Alfonso de Córdoba relacionó la peste con un origen artificial que calificaba “de maldad profunda, descubierto mediante un arte muy sutil y de gran crueldad”, que llegó a describir con precisión: “El aire puede infectarse mediante artificio, como cuando se prepara una confección en una ánfora de vidrio. Cuando esta confección está bien fermentada, cualquiera que desee producir este mal, espere que haya un viento fuerte y variable proveniente de alguna región del mundo.
Camine entonces contra ese viento y ponga su ánfora cerca de un lugar pedregoso opuesto a la ciudad o villa que quiera infectar. Retrocediendo contra el viento para evitar ser infectado por el vapor, con el cuello del ánfora cubierto, arroje el ánfora con fuerza sobre las piedras. Una vez rota el ánfora, el vapor se difundirá y se dispersará por el aire. A quien quiera que el vapor toque, morirá tan pronto como sea alcanzado por el aire pestilencial”.

Una calamidad social
Por su parte, el anónimo práctico de Montpellier, en la línea de Agramont, consideraba también la mirada como un modo de transmisión interpersonal extremadamente peligroso: “El momento de mayor virulencia de esta epidemia, que acarrea la muerte casi instantánea, es cuando el espíritu aéreo que sale de los ojos del enfermo golpea el ojo del hombre sano que le mira de cerca, sobre todo cuando aquel se encuentra agonizando; entonces la naturaleza venenosa de ese miembro pasa de uno a otro y mata al individuo sano”.

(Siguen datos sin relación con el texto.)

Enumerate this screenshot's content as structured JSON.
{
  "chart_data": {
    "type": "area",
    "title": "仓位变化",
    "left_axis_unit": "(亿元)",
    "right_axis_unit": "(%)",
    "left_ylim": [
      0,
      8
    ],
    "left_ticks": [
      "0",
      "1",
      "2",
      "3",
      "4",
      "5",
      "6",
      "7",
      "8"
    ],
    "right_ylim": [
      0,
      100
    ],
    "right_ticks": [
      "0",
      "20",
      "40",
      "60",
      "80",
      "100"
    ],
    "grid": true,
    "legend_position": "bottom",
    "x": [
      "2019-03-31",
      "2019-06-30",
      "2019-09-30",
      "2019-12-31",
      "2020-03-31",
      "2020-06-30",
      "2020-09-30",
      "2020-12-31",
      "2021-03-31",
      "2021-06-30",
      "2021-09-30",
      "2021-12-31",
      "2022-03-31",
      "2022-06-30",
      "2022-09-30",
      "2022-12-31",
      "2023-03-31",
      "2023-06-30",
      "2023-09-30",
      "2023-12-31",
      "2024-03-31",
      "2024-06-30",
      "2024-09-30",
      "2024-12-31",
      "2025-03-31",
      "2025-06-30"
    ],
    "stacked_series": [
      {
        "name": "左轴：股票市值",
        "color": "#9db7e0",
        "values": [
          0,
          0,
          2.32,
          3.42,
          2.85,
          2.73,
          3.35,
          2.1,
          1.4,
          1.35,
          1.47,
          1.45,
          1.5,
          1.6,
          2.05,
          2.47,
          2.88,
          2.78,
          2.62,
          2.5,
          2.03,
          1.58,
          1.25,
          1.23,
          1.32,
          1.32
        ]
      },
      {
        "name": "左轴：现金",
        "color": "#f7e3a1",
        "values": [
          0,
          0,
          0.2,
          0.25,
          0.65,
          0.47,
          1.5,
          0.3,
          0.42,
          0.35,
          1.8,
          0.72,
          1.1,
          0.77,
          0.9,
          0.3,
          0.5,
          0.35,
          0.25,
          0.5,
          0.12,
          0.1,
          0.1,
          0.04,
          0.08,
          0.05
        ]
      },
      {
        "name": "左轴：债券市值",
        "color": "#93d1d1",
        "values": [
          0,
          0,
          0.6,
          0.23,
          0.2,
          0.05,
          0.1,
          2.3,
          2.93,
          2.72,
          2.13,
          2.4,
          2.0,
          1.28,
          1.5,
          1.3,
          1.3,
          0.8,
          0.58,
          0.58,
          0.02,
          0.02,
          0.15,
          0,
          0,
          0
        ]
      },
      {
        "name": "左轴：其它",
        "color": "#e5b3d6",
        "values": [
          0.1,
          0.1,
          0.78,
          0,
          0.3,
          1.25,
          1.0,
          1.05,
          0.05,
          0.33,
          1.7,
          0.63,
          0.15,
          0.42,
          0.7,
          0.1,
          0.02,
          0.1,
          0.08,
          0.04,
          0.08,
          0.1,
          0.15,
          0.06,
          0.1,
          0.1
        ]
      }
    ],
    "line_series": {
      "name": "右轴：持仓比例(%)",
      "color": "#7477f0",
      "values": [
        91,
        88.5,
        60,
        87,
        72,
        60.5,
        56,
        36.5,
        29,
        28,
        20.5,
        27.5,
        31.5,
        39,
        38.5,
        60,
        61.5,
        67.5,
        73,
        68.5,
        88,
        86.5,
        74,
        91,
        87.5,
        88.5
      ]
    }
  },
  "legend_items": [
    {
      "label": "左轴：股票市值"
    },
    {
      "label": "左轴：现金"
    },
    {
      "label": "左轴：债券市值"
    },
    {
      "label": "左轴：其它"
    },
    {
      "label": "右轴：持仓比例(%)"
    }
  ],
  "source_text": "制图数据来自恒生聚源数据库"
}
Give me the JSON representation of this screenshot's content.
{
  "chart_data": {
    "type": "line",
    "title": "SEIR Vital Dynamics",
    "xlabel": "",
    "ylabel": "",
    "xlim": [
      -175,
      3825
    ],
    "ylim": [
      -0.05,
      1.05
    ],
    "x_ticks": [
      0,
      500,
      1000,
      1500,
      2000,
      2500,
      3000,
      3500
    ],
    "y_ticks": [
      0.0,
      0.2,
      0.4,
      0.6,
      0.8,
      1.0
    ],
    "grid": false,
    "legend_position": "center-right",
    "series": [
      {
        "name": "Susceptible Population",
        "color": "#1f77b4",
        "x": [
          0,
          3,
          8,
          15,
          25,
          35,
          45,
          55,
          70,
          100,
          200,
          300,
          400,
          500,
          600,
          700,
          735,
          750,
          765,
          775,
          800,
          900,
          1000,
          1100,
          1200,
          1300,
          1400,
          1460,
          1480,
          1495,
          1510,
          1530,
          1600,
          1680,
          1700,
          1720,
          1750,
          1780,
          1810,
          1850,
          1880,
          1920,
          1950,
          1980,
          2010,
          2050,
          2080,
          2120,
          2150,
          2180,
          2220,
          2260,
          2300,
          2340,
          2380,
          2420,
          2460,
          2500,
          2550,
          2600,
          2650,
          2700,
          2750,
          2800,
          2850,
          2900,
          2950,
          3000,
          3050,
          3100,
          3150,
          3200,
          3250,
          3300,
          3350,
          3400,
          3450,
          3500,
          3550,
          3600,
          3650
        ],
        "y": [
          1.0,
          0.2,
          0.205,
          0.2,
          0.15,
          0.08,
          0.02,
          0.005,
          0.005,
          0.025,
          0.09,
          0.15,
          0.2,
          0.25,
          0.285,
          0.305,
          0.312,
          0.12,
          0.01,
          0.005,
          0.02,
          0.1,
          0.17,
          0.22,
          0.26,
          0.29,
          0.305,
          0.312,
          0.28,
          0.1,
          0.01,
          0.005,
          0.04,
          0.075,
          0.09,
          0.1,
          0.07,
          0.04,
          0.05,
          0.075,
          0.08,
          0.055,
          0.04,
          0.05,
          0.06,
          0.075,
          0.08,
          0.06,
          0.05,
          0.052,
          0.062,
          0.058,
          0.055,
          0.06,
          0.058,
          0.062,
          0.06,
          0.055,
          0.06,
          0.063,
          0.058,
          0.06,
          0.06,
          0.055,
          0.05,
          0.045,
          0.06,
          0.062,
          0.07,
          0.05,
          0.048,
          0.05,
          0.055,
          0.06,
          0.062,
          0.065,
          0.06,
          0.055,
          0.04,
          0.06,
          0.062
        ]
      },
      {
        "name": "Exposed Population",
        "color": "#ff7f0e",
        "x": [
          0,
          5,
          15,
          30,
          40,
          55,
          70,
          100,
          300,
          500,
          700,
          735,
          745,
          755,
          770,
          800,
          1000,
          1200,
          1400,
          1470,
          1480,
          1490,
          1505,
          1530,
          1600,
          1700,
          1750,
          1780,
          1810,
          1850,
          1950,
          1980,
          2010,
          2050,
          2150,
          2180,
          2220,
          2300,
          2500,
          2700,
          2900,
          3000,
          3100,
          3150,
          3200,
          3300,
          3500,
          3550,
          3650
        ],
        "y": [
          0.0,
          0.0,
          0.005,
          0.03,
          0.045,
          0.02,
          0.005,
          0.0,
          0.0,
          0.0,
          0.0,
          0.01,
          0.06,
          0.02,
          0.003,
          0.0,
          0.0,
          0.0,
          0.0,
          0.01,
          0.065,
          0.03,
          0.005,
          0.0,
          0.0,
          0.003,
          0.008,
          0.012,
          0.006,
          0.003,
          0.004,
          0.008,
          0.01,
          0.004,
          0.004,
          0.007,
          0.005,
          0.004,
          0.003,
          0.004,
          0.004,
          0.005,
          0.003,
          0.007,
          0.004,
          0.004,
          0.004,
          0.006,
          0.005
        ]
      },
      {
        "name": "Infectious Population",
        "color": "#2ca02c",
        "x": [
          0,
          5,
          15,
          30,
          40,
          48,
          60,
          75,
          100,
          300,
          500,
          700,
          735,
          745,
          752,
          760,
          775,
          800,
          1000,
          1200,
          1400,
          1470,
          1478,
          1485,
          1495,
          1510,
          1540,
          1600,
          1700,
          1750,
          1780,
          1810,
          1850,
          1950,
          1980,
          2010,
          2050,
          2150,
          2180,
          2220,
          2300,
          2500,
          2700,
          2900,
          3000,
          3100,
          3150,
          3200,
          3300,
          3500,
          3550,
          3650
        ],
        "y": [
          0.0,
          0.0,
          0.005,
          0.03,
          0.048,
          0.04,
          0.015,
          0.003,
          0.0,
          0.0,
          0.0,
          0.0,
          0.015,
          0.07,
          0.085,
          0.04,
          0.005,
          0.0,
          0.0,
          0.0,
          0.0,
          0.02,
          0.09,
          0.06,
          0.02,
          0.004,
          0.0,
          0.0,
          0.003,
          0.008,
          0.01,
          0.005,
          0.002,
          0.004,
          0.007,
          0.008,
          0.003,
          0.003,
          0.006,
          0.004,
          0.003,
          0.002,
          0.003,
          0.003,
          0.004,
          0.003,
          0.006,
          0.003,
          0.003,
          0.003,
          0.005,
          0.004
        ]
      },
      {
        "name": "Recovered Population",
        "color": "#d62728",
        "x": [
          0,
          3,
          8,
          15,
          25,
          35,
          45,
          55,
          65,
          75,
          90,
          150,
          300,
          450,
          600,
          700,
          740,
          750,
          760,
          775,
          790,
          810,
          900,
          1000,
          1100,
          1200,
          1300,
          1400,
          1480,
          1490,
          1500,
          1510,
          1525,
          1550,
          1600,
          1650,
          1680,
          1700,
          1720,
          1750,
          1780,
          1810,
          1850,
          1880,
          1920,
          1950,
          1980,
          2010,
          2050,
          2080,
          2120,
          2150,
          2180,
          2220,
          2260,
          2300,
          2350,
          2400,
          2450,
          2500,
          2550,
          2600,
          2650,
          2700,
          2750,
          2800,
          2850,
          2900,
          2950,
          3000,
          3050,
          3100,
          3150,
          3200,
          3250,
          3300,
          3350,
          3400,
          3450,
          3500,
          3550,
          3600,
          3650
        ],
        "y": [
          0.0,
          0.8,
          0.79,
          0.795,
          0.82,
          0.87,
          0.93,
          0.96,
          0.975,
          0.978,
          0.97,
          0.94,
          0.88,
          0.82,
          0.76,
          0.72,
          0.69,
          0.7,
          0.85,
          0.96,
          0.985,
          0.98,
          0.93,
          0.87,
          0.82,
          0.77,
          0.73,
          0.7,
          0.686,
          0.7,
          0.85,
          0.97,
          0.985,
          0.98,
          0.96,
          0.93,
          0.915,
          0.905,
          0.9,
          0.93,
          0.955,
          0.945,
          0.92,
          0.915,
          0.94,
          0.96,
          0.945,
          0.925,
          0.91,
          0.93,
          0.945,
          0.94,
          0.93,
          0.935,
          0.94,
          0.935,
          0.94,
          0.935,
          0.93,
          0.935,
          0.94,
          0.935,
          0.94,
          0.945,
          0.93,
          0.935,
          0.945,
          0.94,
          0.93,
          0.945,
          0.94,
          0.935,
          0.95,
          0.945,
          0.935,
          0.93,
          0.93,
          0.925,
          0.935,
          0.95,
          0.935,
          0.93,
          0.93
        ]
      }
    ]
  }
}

Basta analizar todas estas tesis para concluir que la construcción intelectual de los médicos y prácticos universitarios del Mediterráneo latino convierten la Peste de 1348 en una calamidad social de origen esencialmente divino.
Casi siete siglos después, el coronavirus ha devastado una gran parte de Europa, haciéndose especialmente virulento en Italia y España. Hoy también se analizan causas y efectos, a pesar de que las circunstancias son muy diferentes. Y también se invoca a Dios, aunque por diferentes razones. Pero eso no es historia. O sí.